There’s nothing quite like microwave popcorn to turn your comfortable living room into a makeshift movie theatre. Just pop a bag into the microwave, and within minutes you have a buttery salty snack in your lap. But microwave popcorn appears to be in jeopardy as one of the many food products now targeted by the new ban on trans fat proposed by the U.S. Food and Drug Administration.
What may be unfortunate news for some popcorn-lovers — but good news for health experts hoping to curb heart disease risks — the FDA plans to ban trans fat from food products, according to a recent announcement. Microwave popcorn is one major product subject to the pending regulation, since all your favorite butter-licious brands like Pop Secret and Jolly Time manufacture their easy-to-make popcorn with trans fat. Microwave popcorn makers may have to learn how to re-develop their products without the cholesterol-building ingredient that has helped tie the taste and texture of their popcorn together.
The FDA announcement to ban trans fat isn’t the first red flag about this particular ingredient. For years, scientists and medical experts have warned about the risks of trans fatty acids, which are created industrially by adding hydrogen to liquid vegetable oils with the aim of making them more solid, and thus less oily. Trans fats are also known as partially hydrogenated oils. According to the American Heart Association, restaurants and companies use trans fats because the ingredient is inexpensive and convenient. Trans fat products last a long time, make foods tasty, and are often used to deep-fry foods. But since the health risks of trans fats have become more publicized, many food companies and restaurants have removed the use of trans fats from their products.
A Difficult Road For Popcorn Makers?
But the question on the minds of many: will our favorite popcorn snacks survive the FDA ban?
For years microwave popcorn makers have used partially hydrogenated oils for their high melting point. Trans fats are able to keep solid until the popcorn bag is heated in the microwave, so a shelf-stored popcorn bag isn't dripping with liquid oil. Pop Secret still has about 4.5 and 5 grams of trans fat per serving.
It may be difficult to achieve, but it is possible for microwave popcorn makers to change their ways. Orville Redenbacher’s popcorn, for example, removed trans fat from its products a while ago. But the endeavor consisted of four years to research and develop a trans fat free oil, and then an additional two years to change the product line. “We’ve mastered it, and I’m not going to tell you how we did it,” Pamela Newell, senior director of product development at ConAgra, told Reuters. She mentioned it was an expensive process.

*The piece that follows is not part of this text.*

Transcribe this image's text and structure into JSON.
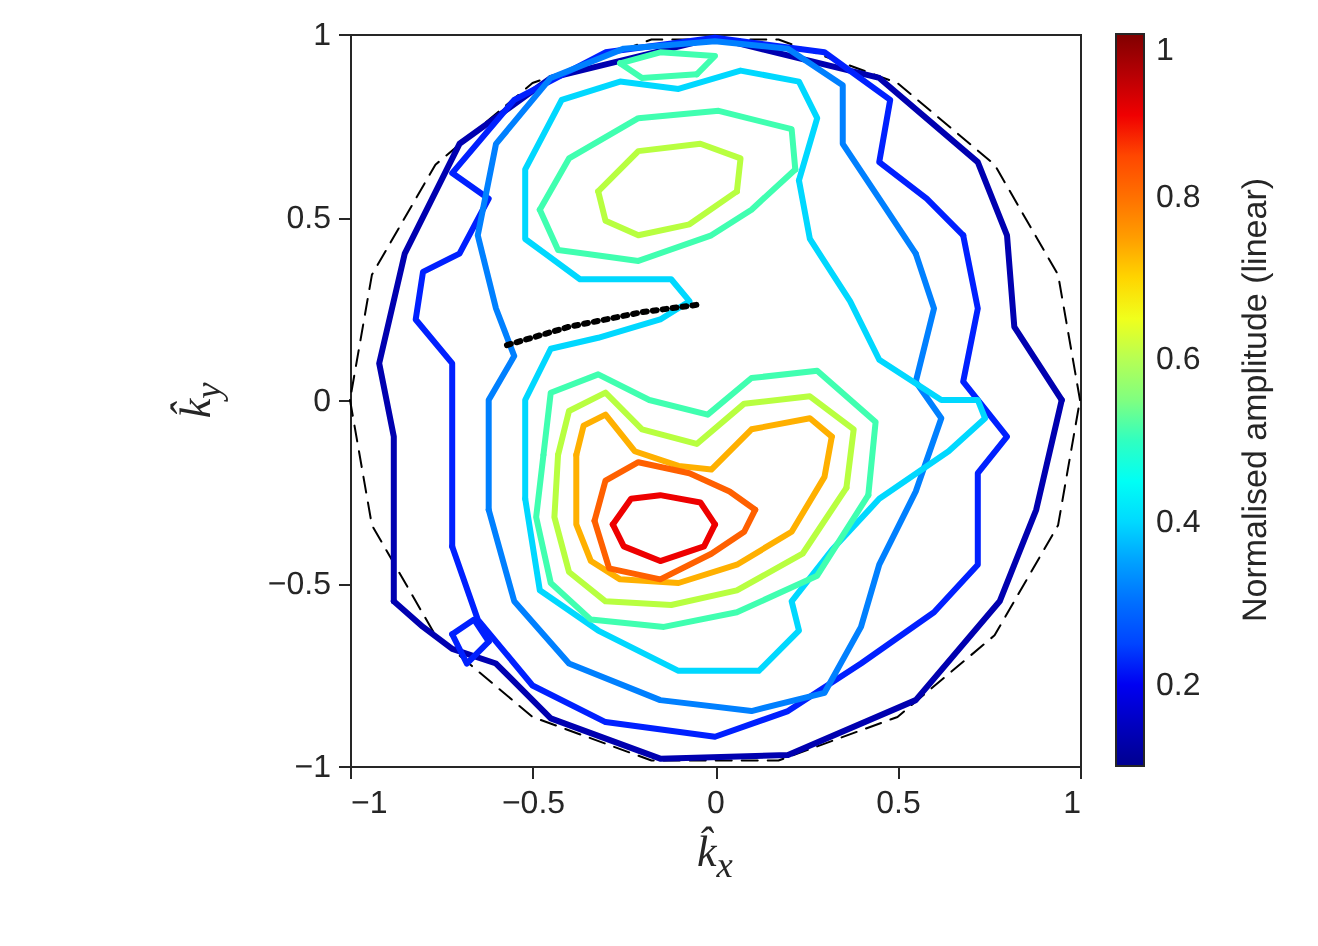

But if popcorn makers choose to go down the healthy route, their sales could possibly grow. Since the health risks of trans fat have been publicized in 2005, consumers have been searching for healthier alternatives for most products, leading to a decrease in the use of trans fat. According to ConAgra’s consumer food annual report, the manufacturer's food sales rose by 8 percent in 2013, partially due to Redenbacher’s improvements. Food manufacturers have 60 days to comment on the FDA proposal, and to estimate how long it will take for them to re-develop their products. Other popular foods that contain trans fat include doughnuts, frozen pizza, coffee creamers, and canned frosting.
Homemade Stove Top Popcorn
Now that we know trans fats are bad enough for the FDA to ban them, there are plenty of healthy alternatives to microwave popcorn. It’s much cheaper and just as easy to purchase plain popcorn kernels from the store and cook them on the stovetop with just a little bit of olive oil.
Popcorn itself, before the additives, is already quite healthy. it’s full of fiber and antioxidants, and if you cook it plain on the stove top without drenching it in salt and butter, you have a highly healthy snack. All you need is extra-virgin olive oil, one-fourth of a cup of popcorn kernels, a sprinkle of salt, and in five minutes you have a fiber-filled snack without the artificial flavoring, high sodium, and trans fats in the packaged kind. You can experiment with different flavors by adding spices or seasoning such as cumin, cinnamon, garlic powder, or even Old Bay seasoning.
“Stovetop popcorn … tastes good in the way that real food tastes good,” Gilad Edelman writes on Slate.